Interview: Astrid Dähn und Jörg-Rainer Zimmermann, 04.04.19
… sagt Maja Göpel, die Generalsekretärin des Wissenschaftlichen Beirats der Bundesregierung Globale Umweltveränderungen, zum anstehenden Strukturwandel und den Klimastreiks. Zuletzt sei es für Forscher schwieriger geworden, zur Politik durchzudringen.

neue energie: Sie sind eine der Sprecherinnen der Initiative Scientists for Future. Weshalb haben Sie diese Funktion übernommen?

Maja Göpel: In dem kleineren Kreis des ehrenamtlichen Organisationsteams gab es den Vorschlag und ich habe mich dazu bereit erklärt.

ne: Rund 23.000 Akademiker haben im Rahmen einer Unterschriftenaktion die Bewegung Fridays for Future unterstützt und damit für mehr Klimaschutz Front gemacht. Hätte die Forschergemeinde nicht viel früher die Initiative ergreifen können, vor den Schülerprotesten?

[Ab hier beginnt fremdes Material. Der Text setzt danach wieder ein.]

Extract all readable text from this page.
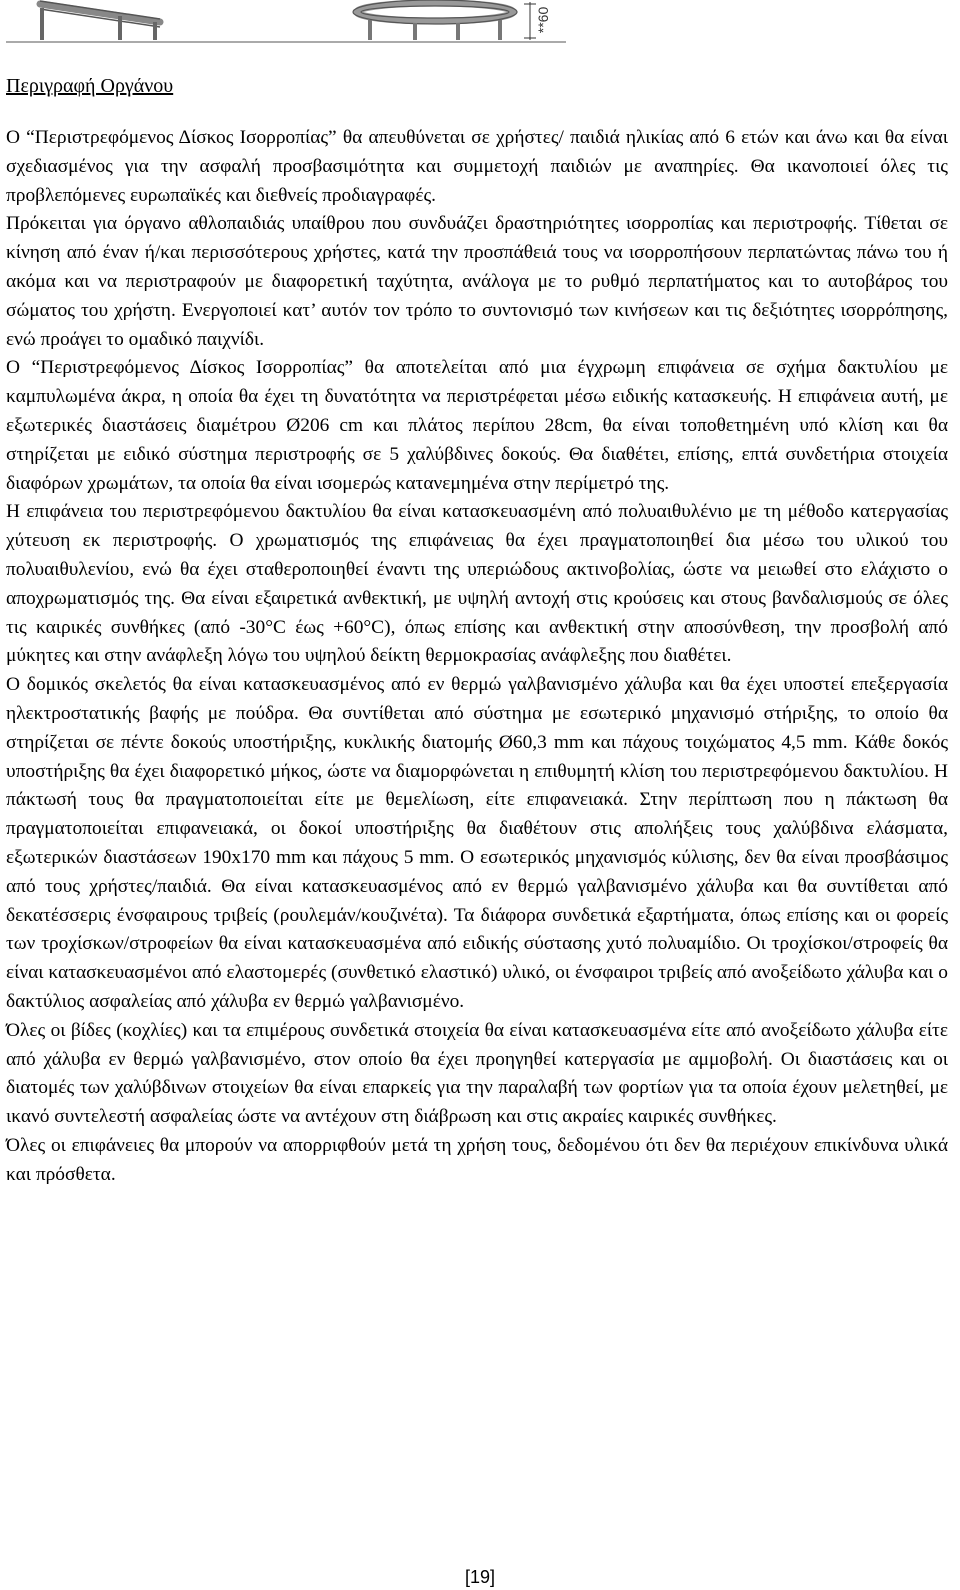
**60
Περιγραφή Οργάνου

Ο “Περιστρεφόμενος Δίσκος Ισορροπίας” θα απευθύνεται σε χρήστες/ παιδιά ηλικίας από 6 ετών και άνω και θα είναι σχεδιασμένος για την ασφαλή προσβασιμότητα και συμμετοχή παιδιών με αναπηρίες. Θα ικανοποιεί όλες τις προβλεπόμενες ευρωπαϊκές και διεθνείς προδιαγραφές.

Πρόκειται για όργανο αθλοπαιδιάς υπαίθρου που συνδυάζει δραστηριότητες ισορροπίας και περιστροφής. Τίθεται σε κίνηση από έναν ή/και περισσότερους χρήστες, κατά την προσπάθειά τους να ισορροπήσουν περπατώντας πάνω του ή ακόμα και να περιστραφούν με διαφορετική ταχύτητα, ανάλογα με το ρυθμό περπατήματος και το αυτοβάρος του σώματος του χρήστη. Ενεργοποιεί κατ’ αυτόν τον τρόπο το συντονισμό των κινήσεων και τις δεξιότητες ισορρόπησης, ενώ προάγει το ομαδικό παιχνίδι.

Ο “Περιστρεφόμενος Δίσκος Ισορροπίας” θα αποτελείται από μια έγχρωμη επιφάνεια σε σχήμα δακτυλίου με καμπυλωμένα άκρα, η οποία θα έχει τη δυνατότητα να περιστρέφεται μέσω ειδικής κατασκευής. Η επιφάνεια αυτή, με εξωτερικές διαστάσεις διαμέτρου Ø206 cm και πλάτος περίπου 28cm, θα είναι τοποθετημένη υπό κλίση και θα στηρίζεται με ειδικό σύστημα περιστροφής σε 5 χαλύβδινες δοκούς. Θα διαθέτει, επίσης, επτά συνδετήρια στοιχεία διαφόρων χρωμάτων, τα οποία θα είναι ισομερώς κατανεμημένα στην περίμετρό της.

Η επιφάνεια του περιστρεφόμενου δακτυλίου θα είναι κατασκευασμένη από πολυαιθυλένιο με τη μέθοδο κατεργασίας χύτευση εκ περιστροφής. Ο χρωματισμός της επιφάνειας θα έχει πραγματοποιηθεί δια μέσω του υλικού του πολυαιθυλενίου, ενώ θα έχει σταθεροποιηθεί έναντι της υπεριώδους ακτινοβολίας, ώστε να μειωθεί στο ελάχιστο ο αποχρωματισμός της. Θα είναι εξαιρετικά ανθεκτική, με υψηλή αντοχή στις κρούσεις και στους βανδαλισμούς σε όλες τις καιρικές συνθήκες (από -30°C έως +60°C), όπως επίσης και ανθεκτική στην αποσύνθεση, την προσβολή από μύκητες και στην ανάφλεξη λόγω του υψηλού δείκτη θερμοκρασίας ανάφλεξης που διαθέτει.

Ο δομικός σκελετός θα είναι κατασκευασμένος από εν θερμώ γαλβανισμένο χάλυβα και θα έχει υποστεί επεξεργασία ηλεκτροστατικής βαφής με πούδρα. Θα συντίθεται από σύστημα με εσωτερικό μηχανισμό στήριξης, το οποίο θα στηρίζεται σε πέντε δοκούς υποστήριξης, κυκλικής διατομής Ø60,3 mm και πάχους τοιχώματος 4,5 mm. Κάθε δοκός υποστήριξης θα έχει διαφορετικό μήκος, ώστε να διαμορφώνεται η επιθυμητή κλίση του περιστρεφόμενου δακτυλίου. Η πάκτωσή τους θα πραγματοποιείται είτε με θεμελίωση, είτε επιφανειακά. Στην περίπτωση που η πάκτωση θα πραγματοποιείται επιφανειακά, οι δοκοί υποστήριξης θα διαθέτουν στις απολήξεις τους χαλύβδινα ελάσματα, εξωτερικών διαστάσεων 190x170 mm και πάχους 5 mm. Ο εσωτερικός μηχανισμός κύλισης, δεν θα είναι προσβάσιμος από τους χρήστες/παιδιά. Θα είναι κατασκευασμένος από εν θερμώ γαλβανισμένο χάλυβα και θα συντίθεται από δεκατέσσερις ένσφαιρους τριβείς (ρουλεμάν/κουζινέτα). Τα διάφορα συνδετικά εξαρτήματα, όπως επίσης και οι φορείς των τροχίσκων/στροφείων θα είναι κατασκευασμένα από ειδικής σύστασης χυτό πολυαμίδιο. Οι τροχίσκοι/στροφείς θα είναι κατασκευασμένοι από ελαστομερές (συνθετικό ελαστικό) υλικό, οι ένσφαιροι τριβείς από ανοξείδωτο χάλυβα και ο δακτύλιος ασφαλείας από χάλυβα εν θερμώ γαλβανισμένο.

Όλες οι βίδες (κοχλίες) και τα επιμέρους συνδετικά στοιχεία θα είναι κατασκευασμένα είτε από ανοξείδωτο χάλυβα είτε από χάλυβα εν θερμώ γαλβανισμένο, στον οποίο θα έχει προηγηθεί κατεργασία με αμμοβολή. Οι διαστάσεις και οι διατομές των χαλύβδινων στοιχείων θα είναι επαρκείς για την παραλαβή των φορτίων για τα οποία έχουν μελετηθεί, με ικανό συντελεστή ασφαλείας ώστε να αντέχουν στη διάβρωση και στις ακραίες καιρικές συνθήκες.

Όλες οι επιφάνειες θα μπορούν να απορριφθούν μετά τη χρήση τους, δεδομένου ότι δεν θα περιέχουν επικίνδυνα υλικά και πρόσθετα.

[19]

Göpel: Es gab 2017 bereits einen offenen Brief, bei dem weltweit 15.000 Wissenschaftlerinnen und Wissenschaftler unter dem Motto ‚Time is Running Out‘ für effektiven Umweltschutz eingetreten waren. Allerdings wirft man wissenschaftlichen Akteuren hierzulande sehr schnell Aktivismus oder Schwarzmalerei vor, das muss man berücksichtigen. Jetzt ist die breite Öffentlichkeit hinsichtlich des Themas aber mobilisiert, viele Medien haben entsprechend berichtet. Es ist allen klar, dass die Bemühungen der Regierung angesichts der Effekte des Klimawandels unzureichend sind. Deshalb melden sich nun so viele Forscherinnen und Forscher zu Wort.

ne: Wie geht es mit Scientists for Future weiter?

Göpel: Das ist die große Frage. Es ging ja nicht darum, eine neue Organisation zu gründen. Es ging um ein Angebot an die Politik, den öffentlichen Konsensraum wieder zu weiten. Die Angst vor AfD-Wahlerfolgen ist derzeit sehr hoch, im öffentlichen Diskurs wird die Schuld dafür auch bei der Klimapolitik gesucht. Obwohl das eher die Sozial-, Industrie- und Strukturpolitik der letzten Jahrzehnte zu verantworten hat. Tatsächlich stellt sich jetzt aber die Frage, ob es künftig eine Anlaufstelle braucht, um resonanz- und diskursfähig zu bleiben. Ein Novum war in jedem Fall, dass wir diese vielen Unterschriften unter einem Dokument haben. Das gab es vorher nicht, auch wegen des Wettbewerbs, der zwischen Instituten, Wissenschaftlerinnen und Wissenschaftlern herrscht. Jetzt sind neue Kontakte hergestellt, das hilft, Anfragen von Medien weiterzureichen oder auch bei diffamierenden Rückmeldungen. Vielleicht genügt ein loses Netzwerk.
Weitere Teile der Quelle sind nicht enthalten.